Scotland Yard’s top terror officer, widely tipped to be the next head of the Metropolitan police, was asked in an interview with The Guardian to respond to comments made by Mr Johnson in August 2018, where he criticised the Islamic modesty garment as “oppressive”, writing that he thought it was “absolutely ridiculous that people should choose to go around looking like letter boxes”.

When the left-liberal newspaper asked whether someone referring to burqa-wearers as “letterboxes” or other such controversial comments would be allowed to join the police force, Basu responded: “No, they wouldn’t be recruited into policing.”

Adding that while he was “not going to comment on individual comments by individual public servants”, he said London’s Metropolitan Police Service “prided ourselves for a very long time… of being an organisation that wants to be anti-racist, inclusive, wants to be diverse.

“What we must not do at any point, now or in the future, is lower our standards in terms of integrity and professionalism, diversity, inclusion.”

The Met has been under criticism for its ‘modern’ policing, after London’s mayor Sadiq Khan set up an “online hate crime hub” , while dropping investigations into lower level crime.

Neil Basu, who made the comments in an interview where he also said that a no-deal Brexit would harm security,  made similarly controversial remarks in a separate interview with The Guardian on Wednesday, where he said that Muslims should not be made to feel that they have to “assimilate” into British society, and for suggesting that social problems are to blame for some people being vulnerable to terror recruitment.

The assistant commissioner had alarmed members of the media last month when he said that published leaked diplomatic memos — in the wake of the Sir Kim Darroch affair — could constitute a criminal offence, raising concerns over freedom of the press.

Mr Johnson’s remarks about the burqa came in an opinion piece he had written last year in The Telegraph, where he criticised Denmark for making the wearing of the garment illegal. Denmark is one of a number of European and Muslim-majority countries to impose full or partial restrictions on religious face coverings, with the Netherlands joining that list this month.

At the time, the now-prime minister’s comments had been reported to the police for “spreading a hate crime”, with the Conservative Party considering disciplinary action and sending Mr Johnson to diversity training. Commissioner Cressida Dick said that month she had checked with specialist police officers and his comments did not constitute a hate crime.

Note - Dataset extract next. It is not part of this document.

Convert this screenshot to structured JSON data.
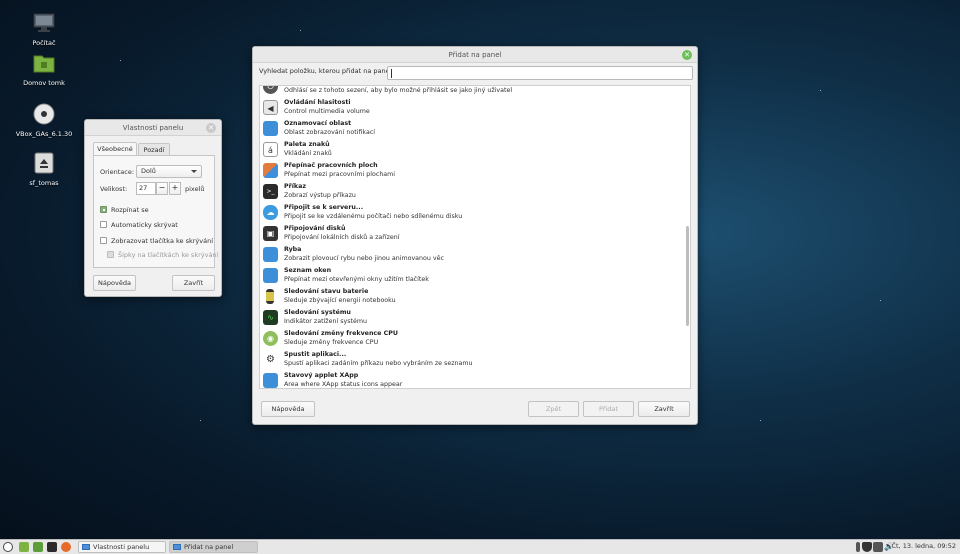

Johnson, from the liberal tradition of the Tory Party who has called on numerous occasions for mass amnesty of illegal aliens in the UK and called for Turkey to join the EU, was cleared of breaking party rules four months later.

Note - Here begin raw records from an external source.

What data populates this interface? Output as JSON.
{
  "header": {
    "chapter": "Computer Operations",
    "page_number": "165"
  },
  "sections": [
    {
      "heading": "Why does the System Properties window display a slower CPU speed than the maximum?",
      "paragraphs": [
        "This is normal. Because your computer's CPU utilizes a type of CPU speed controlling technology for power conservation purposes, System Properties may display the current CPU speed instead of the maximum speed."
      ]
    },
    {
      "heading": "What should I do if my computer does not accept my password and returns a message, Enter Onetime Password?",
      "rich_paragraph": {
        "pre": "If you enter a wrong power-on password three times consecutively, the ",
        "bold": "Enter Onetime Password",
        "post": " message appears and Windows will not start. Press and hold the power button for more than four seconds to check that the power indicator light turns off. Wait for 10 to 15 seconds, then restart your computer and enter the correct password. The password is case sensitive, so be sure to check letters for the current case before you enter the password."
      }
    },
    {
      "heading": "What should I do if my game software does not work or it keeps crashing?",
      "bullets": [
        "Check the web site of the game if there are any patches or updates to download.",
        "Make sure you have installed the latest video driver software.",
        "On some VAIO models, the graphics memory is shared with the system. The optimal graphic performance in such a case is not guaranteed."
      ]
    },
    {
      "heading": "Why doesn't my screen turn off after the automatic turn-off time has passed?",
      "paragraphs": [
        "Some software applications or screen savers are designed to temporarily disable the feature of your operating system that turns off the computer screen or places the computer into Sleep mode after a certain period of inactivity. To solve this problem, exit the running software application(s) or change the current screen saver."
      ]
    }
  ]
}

While the establishment had attacked the politician, a poll revealed that the majority of the public did not think that Mr Johnson should be punished for the joke, with 60 per cent fearing that free speech was under threat in the United Kingdom.

poll last year found that 71 per cent of Britons back a burqa ban and while countries including Cameroon, Morocco, and Sri Lanka impose varying bans on the production or wearing of the garment associated with Islamic fundamentalism, no such restrictions exist in the UK.